This is the first part of a series of short micro-fictions I'm working on entitled Mind and Body. Each story will center on just one character and will have a magical realism feel to them.
Part 1: Alex Friedman
Alex heard her mother on the phone. Really, she didn’t think that what happened was as big a deal as her mother was making it out to be. She felt fine; in fact, she felt better than she ever had in her whole 16-year life. So what, she had an accident. It was the greatest accident that anyone had ever seen. Or would have seen, rather. No one knew about it but her (and her mother, apparently).
She could tell that her mother thought she was crazy. She wasn’t told this straight to her face, of course; she could just tell.
“No, Frank –” She was talking to Alex’s father, who was at work. “No, she hasn’t told me anything specific, but — She’s fine, it’s just that — Would you let me speak?!”
Alex cringed; she knew how her mother hated to be interrupted or spoken over. Her father knew this, too, but for some reason, this was a time of stress and he was just throwing caution to the wind.
Sitting on the stairs just peering into the kitchen, Alex took her eyes off her mother’s form and down at her torn and bloodied sundress, the one with the yellow daisies and raspberries. Her mother always thought it was ugly, but Alex admired its charm. Where the blood came from was hard to say. There wasn’t any cut in her skin, though she was certain that it was hers. The tears in the dress suggested otherwise; no blood on the edges. Her mother must’ve thought she murdered a wild animal or something.
Aside from her mother and father’s argument about their daughter’s well-being, there was nothing interesting to listen in on. It was probably more invigorating on her father’s end; her mother was fuming and silent most of the time. She was still struggling to get in a word. Alex abandoned this phone conversation and stumbled upstairs to the bathroom.
She looked in the mirror, admiring the dirt on her face and the hints of blood in her tawny, straw-like hair. The blood was hers — she was sure of it. She was the only one there when it happened. Of this, she was almost certain.
After a few moments, Alex splashed some water on her petite, freckled, elven face, letting it rinse over past her ears which stuck out like a monkey’s. She pushed her hair down over them to hide them, reminded of the cruel remarks from her classmates in elementary and middle schools. She stuck her finger through one of the holes in her dress, this one just above her right collar bone. She grinned in the mirror, remembering how it got there. She would miss this dress, but above all else, what had happened that afternoon would change her life. At least, that’s what the voice in her head told her. A small, sickly voice with a tone that reminded her of sizzling bacon.
“Welcome, Alex,” it had said, before telling her how much better her life would be now that she was on her way to realizing her full potential.
Oh, how clearly she was seeing now.
It was only a matter of time before the next step. If only her mother knew just how un-crazy she really was.
Alex closed her eyes and remembered. She remembered the pain, or lack thereof, from her fall. The strange symbols glowing in the treetops, foreign letters beckoning her to climb higher. Barefoot and wearing only her sundress, the tall evergreen allowed her to climb it with ease. This was especially strange because Alex had always been far from athletic. She was a band kid, exerting herself only when marching across the field or down a street with her clarinet. She’d done a bit of rock climbing at the YMCA, but certainly not enough to be able to scale a tree in this manner. Like a cat. A jungle cat, she thought.

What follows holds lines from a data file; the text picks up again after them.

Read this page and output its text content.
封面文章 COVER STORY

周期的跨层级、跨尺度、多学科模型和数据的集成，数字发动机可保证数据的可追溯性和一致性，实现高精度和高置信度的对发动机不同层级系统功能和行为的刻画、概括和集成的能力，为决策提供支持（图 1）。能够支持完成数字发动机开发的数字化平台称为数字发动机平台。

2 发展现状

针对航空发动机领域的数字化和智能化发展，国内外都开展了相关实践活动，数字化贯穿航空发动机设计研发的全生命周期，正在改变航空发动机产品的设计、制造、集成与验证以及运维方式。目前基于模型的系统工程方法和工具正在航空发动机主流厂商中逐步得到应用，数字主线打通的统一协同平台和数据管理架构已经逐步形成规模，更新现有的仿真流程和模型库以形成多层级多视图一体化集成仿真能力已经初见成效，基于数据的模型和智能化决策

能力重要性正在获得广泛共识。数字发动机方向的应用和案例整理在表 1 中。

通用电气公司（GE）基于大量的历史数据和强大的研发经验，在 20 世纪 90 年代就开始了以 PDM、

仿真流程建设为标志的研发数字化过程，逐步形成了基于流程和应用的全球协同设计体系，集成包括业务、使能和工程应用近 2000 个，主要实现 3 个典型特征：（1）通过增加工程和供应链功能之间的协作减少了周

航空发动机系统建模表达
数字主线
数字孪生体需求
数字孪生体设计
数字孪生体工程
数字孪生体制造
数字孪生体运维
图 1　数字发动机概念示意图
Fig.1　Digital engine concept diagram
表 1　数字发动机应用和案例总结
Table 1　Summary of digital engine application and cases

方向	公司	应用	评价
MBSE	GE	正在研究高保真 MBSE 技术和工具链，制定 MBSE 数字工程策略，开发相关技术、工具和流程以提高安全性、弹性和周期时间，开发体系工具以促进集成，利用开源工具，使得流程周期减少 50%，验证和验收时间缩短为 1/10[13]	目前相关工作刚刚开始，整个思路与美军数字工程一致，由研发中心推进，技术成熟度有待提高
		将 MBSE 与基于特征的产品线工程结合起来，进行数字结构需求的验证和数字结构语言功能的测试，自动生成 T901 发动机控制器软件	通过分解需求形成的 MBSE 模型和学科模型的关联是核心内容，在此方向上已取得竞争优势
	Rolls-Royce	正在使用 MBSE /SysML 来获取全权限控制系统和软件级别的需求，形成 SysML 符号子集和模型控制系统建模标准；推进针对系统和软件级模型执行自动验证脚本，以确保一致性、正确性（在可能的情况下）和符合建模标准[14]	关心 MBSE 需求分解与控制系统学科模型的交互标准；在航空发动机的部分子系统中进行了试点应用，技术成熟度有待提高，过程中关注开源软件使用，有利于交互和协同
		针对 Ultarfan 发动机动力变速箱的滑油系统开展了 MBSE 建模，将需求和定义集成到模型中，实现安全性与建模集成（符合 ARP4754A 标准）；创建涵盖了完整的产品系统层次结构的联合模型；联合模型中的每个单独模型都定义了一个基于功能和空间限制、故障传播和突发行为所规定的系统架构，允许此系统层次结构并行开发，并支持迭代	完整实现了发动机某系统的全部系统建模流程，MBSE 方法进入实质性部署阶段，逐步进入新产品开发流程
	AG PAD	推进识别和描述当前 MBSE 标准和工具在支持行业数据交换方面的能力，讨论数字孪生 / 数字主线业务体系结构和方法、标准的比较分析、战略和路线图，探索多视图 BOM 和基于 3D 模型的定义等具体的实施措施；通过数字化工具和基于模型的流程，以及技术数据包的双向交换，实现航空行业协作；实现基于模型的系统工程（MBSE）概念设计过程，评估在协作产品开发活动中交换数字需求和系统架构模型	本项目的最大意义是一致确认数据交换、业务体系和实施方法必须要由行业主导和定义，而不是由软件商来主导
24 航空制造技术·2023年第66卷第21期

The symbols disappeared as soon as she got close enough to touch them, to see what they were. Their sudden disappearance startled Alex, causing her to lose her balance on the biggest branch third from the top, falling backward through the lower branches, twigs and needles leaving tears in her dress and cuts in her skin. All the way down, she had that jolting feeling in her stomach that you typically get on the downward slope of a roller-coaster. But unlike on a roller-coaster, she didn’t scream. She felt a strange sense of calmness like she knew she wasn’t going to die. She knew she wasn’t going to die.

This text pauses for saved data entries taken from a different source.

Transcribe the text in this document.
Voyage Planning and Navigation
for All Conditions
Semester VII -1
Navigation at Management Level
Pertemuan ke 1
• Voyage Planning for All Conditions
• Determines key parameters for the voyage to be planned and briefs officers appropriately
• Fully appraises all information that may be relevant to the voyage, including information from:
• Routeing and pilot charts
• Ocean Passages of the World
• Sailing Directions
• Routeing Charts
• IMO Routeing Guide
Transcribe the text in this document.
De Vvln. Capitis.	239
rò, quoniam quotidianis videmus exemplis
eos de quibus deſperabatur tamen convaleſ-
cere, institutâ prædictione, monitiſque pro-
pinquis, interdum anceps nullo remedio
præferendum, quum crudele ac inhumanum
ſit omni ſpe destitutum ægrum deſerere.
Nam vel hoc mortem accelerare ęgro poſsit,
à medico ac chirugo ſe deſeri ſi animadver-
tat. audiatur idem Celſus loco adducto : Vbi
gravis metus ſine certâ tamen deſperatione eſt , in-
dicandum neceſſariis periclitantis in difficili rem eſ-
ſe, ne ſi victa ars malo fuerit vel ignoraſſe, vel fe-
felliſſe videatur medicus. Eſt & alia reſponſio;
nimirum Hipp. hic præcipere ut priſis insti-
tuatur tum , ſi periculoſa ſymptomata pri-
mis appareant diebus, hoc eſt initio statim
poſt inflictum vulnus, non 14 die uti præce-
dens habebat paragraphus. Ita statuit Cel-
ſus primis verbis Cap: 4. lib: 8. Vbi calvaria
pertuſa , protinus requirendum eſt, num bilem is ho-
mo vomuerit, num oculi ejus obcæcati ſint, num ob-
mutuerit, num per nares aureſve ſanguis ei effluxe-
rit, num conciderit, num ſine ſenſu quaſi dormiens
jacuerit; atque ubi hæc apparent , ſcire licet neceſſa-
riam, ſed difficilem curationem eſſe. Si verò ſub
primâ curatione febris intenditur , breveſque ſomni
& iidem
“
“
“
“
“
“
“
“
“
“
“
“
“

Before she should have hit the ground, she squeezed her amber eyes shut tightly, opening them only when she realized she had stopped falling but there was no ground beneath her. There was no pain except for the minor cuts on her arms and legs, which were dripping blood. A lot of it had already seeped onto her clothes.

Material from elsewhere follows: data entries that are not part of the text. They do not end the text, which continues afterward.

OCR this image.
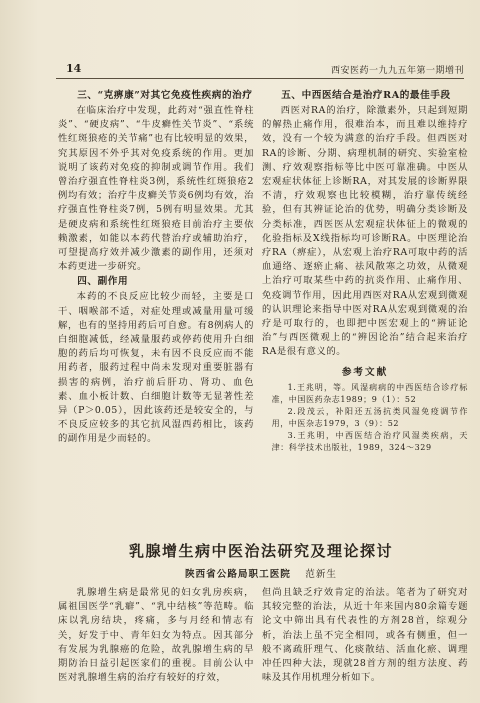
14	西安医药一九九五年第一期增刊
三、“克痹康”对其它免疫性疾病的治疗

在临床治疗中发现，此药对“强直性脊柱炎”、“硬皮病”、“牛皮癣性关节炎”、“系统性红斑狼疮的关节痛”也有比较明显的效果，究其原因不外乎其对免疫系统的作用。更加说明了该药对免疫的抑制或调节作用。我们曾治疗强直性脊柱炎3例，系统性红斑狼疮2例均有效；治疗牛皮癣关节炎6例均有效，治疗强直性脊柱炎7例，5例有明显效果。尤其是硬皮病和系统性红斑狼疮目前治疗主要依赖激素，如能以本药代替治疗或辅助治疗，可望提高疗效并减少激素的副作用，还须对本药更进一步研究。

四、副作用

本药的不良反应比较少而轻，主要是口干、咽喉部不适，对症处理或减量用量可缓解，也有的坚持用药后可自愈。有8例病人的白细胞减低，经减量服药或停药使用升白细胞的药后均可恢复，未有因不良反应而不能用药者，服药过程中尚未发现对重要脏器有损害的病例，治疗前后肝功、肾功、血色素、血小板计数、白细胞计数等无显著性差异（P＞0.05），因此该药还是较安全的，与不良反应较多的其它抗风湿西药相比，该药的副作用是少而轻的。

五、中西医结合是治疗RA的最佳手段

西医对RA的治疗，除激素外，只起到短期的解热止痛作用，很难治本，而且难以维持疗效，没有一个较为满意的治疗手段。但西医对RA的诊断、分期、病理机制的研究、实验室检测、疗效观察指标等比中医可靠准确。中医从宏观症状体征上诊断RA，对其发展的诊断界限不清，疗效观察也比较模糊，治疗靠传统经验，但有其辨证论治的优势，明确分类诊断及分类标准，西医医从宏观症状体征上的微观的化验指标及X线指标均可诊断RA。中医理论治疗RA（痹症），从宏观上治疗RA可取中药的活血通络、逐瘀止痛、祛风散寒之功效，从微观上治疗可取某些中药的抗炎作用、止痛作用、免疫调节作用，因此用西医对RA从宏观到微观的认识理论来指导中医对RA从宏观到微观的治疗是可取行的，也即把中医宏观上的“辨证论治”与西医微观上的“辨因论治”结合起来治疗RA是很有意义的。

参考文献

1.王兆明，等。风湿病病的中西医结合诊疗标准，中国医药杂志1989；9（1）：52

2.段茂云，补阳还五汤抗类风湿免疫调节作用，中医杂志1979，3（9）：52

3.王兆明，中西医结合治疗风湿类疾病，天津：科学技术出版社，1989，324～329

乳腺增生病中医治法研究及理论探讨
陕西省公路局职工医院 范新生

乳腺增生病是最常见的妇女乳房疾病，属祖国医学“乳癖”、“乳中结核”等范畴。临床以乳房结块，疼痛，多与月经和情志有关，好发于中、青年妇女为特点。因其部分有发展为乳腺癌的危险，故乳腺增生病的早期防治日益引起医家们的重视。目前公认中医对乳腺增生病的治疗有较好的疗效，

但尚且缺乏疗效肯定的治法。笔者为了研究对其较完整的治法，从近十年来国内80余篇专题论文中筛出具有代表性的方剂28首，综观分析，治法上虽不完全相同，或各有侧重，但一般不离疏肝理气、化痰散结、活血化瘀、调理冲任四种大法，现就28首方剂的组方法度、药味及其作用机理分析如下。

Still lying on her back, Alex reached behind her with her left hand, searching for the ground. She only felt the tops of the tall grass when she realized she was floating in midair, just a foot or so above the base of the tree. Her heart fluttered, though not out of fear, but out of excitement. Now, she knew what those symbols wanted her to know, wanted her to do.
They wanted her to fall.
With a hollow-sounding
By the time she found her way home, her wounds had healed, but the blood and dirt remained. The fast healing and levitation, she decided, had to be connected somehow.
“She’s sick!” her mother yelled from downstairs. “She’s sick, Frank, and she needs to talk to somebody!”
Alex looked down at her dress again. The tears were gone, just like they were never there. Her skin was clean, her body normal. She closed her eyes again and relived it. The symbols, the tree, she relived it all. Her mother didn’t understand and she never would. This world was hers, and she never wanted to leave.